Balakrishnan Umarani, Venkatachalapathy Krishnamurthi, Marimuthu Girirajkumar S
Department of Electronics and Communication Engineering, Trichy Engineering College, Tiruchirappalli- 621 132, Tamilnadu, India.
Curr Diabetes Rev. 2015;11(3):182-90. doi: 10.2174/1573399811666150330150038.
Diabetic Retinopathy (DR) is an eye disease, which may cause blindness by the upsurge of insulin in blood. The major cause of visual loss in diabetic patient is macular edema. To diagnose and follow up Diabetic Macular Edema (DME), a powerful Optical Coherence Tomography (OCT) technique is used for the clinical assessment. Many existing methods found out the DME affected patients by estimating the fovea thickness. These methods have the issues of lower accuracy and higher time complexity. In order to overwhelm the above limitations, a hybrid approaches based DR detection is introduced in the proposed work. At first, the input image is preprocessed using green channel extraction and median filter. Subsequently, the features are extracted by gradient-based features like Histogram of Oriented Gradient (HOG) with Complete Local Binary Pattern (CLBP). The texture features are concentrated with various rotations to calculate the edges. We present a hybrid feature selection that combines the Particle Swarm Optimization (PSO) and Differential Evolution Feature Selection (DEFS) for minimizing the time complexity. A binary Support Vector Machine (SVM) classifier categorizes the 13 normal and 75 abnormal images from 60 patients. Finally, the patients affected by DR are further classified by Multi-Layer Perceptron (MLP). The experimental results exhibit better performance of accuracy, sensitivity, and specificity than the existing methods.

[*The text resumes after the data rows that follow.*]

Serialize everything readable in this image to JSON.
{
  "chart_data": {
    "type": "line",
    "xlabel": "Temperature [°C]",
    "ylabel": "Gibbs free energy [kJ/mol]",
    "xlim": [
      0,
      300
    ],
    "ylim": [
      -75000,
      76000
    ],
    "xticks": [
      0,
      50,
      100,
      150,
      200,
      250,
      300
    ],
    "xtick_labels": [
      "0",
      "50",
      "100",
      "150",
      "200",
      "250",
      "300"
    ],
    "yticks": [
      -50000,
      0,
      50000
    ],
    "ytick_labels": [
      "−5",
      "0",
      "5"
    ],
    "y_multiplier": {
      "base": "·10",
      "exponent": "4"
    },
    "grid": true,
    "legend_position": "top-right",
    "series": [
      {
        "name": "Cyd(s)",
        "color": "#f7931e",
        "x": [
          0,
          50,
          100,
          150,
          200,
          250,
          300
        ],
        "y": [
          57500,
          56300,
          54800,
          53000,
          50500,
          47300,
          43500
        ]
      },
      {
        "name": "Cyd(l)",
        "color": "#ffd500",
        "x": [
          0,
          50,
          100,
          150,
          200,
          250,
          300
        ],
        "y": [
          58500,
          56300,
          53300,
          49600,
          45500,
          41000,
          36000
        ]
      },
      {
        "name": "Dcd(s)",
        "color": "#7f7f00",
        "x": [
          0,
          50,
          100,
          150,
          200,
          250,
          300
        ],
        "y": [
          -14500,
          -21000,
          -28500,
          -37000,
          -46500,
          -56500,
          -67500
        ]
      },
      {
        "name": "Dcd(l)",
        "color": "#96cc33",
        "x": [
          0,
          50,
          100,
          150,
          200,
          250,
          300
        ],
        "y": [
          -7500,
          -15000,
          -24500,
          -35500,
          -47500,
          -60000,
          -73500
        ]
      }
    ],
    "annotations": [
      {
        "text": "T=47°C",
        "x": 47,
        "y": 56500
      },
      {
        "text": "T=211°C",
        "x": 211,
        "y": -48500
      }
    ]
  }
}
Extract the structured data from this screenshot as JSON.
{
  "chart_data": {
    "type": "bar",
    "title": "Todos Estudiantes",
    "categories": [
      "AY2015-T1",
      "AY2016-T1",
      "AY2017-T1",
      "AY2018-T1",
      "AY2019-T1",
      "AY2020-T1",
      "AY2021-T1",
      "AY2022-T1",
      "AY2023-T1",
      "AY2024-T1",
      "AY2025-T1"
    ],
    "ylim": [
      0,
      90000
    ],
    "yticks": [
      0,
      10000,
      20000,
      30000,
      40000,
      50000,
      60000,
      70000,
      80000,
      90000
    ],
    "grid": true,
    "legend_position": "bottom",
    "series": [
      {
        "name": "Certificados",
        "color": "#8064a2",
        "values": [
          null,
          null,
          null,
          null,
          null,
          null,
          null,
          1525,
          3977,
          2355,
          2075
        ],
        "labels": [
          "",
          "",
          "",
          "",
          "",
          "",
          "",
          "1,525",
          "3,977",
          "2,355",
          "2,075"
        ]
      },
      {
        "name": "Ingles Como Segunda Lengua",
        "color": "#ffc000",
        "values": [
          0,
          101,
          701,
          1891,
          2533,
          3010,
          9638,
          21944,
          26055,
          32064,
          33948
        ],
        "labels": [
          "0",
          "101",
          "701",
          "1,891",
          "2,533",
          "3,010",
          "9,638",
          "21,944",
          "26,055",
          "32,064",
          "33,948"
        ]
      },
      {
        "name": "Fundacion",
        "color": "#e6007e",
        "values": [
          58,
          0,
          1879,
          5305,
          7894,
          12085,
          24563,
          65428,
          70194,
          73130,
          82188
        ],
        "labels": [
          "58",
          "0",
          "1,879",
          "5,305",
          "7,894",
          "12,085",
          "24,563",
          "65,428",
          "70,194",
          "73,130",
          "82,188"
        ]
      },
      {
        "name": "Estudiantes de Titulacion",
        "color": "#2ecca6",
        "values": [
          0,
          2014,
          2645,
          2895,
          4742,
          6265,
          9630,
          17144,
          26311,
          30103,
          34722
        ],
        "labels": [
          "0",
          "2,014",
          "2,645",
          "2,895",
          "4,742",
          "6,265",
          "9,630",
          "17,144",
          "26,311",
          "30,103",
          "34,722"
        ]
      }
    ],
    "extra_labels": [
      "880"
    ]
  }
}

糖尿病性视网膜病变(DR)是一种眼部疾病,可能由于血液中胰岛素水平升高而导致失明。糖尿病患者视力丧失的主要原因是黄斑水肿。为了诊断和随访糖尿病性黄斑水肿(DME),一种强大的光学相干断层扫描(OCT)技术被用于临床评估。许多现有方法通过估计中央凹厚度来找出受DME影响的患者。这些方法存在准确性较低和时间复杂度较高的问题。为了克服上述局限性,在所提出的工作中引入了一种基于混合方法的DR检测。首先,使用绿色通道提取和中值滤波器对输入图像进行预处理。随后,通过基于梯度的特征(如具有完整局部二值模式(CLBP)的方向梯度直方图(HOG))来提取特征。纹理特征通过各种旋转进行集中以计算边缘。我们提出了一种结合粒子群优化(PSO)和差分进化特征选择(DEFS)的混合特征选择方法,以最小化时间复杂度。一个二元支持向量机(SVM)分类器对来自60名患者的13张正常图像和75张异常图像进行分类。最后,受DR影响的患者通过多层感知器(MLP)进一步分类。实验结果表明,与现有方法相比,该方法在准确性、敏感性和特异性方面具有更好的性能。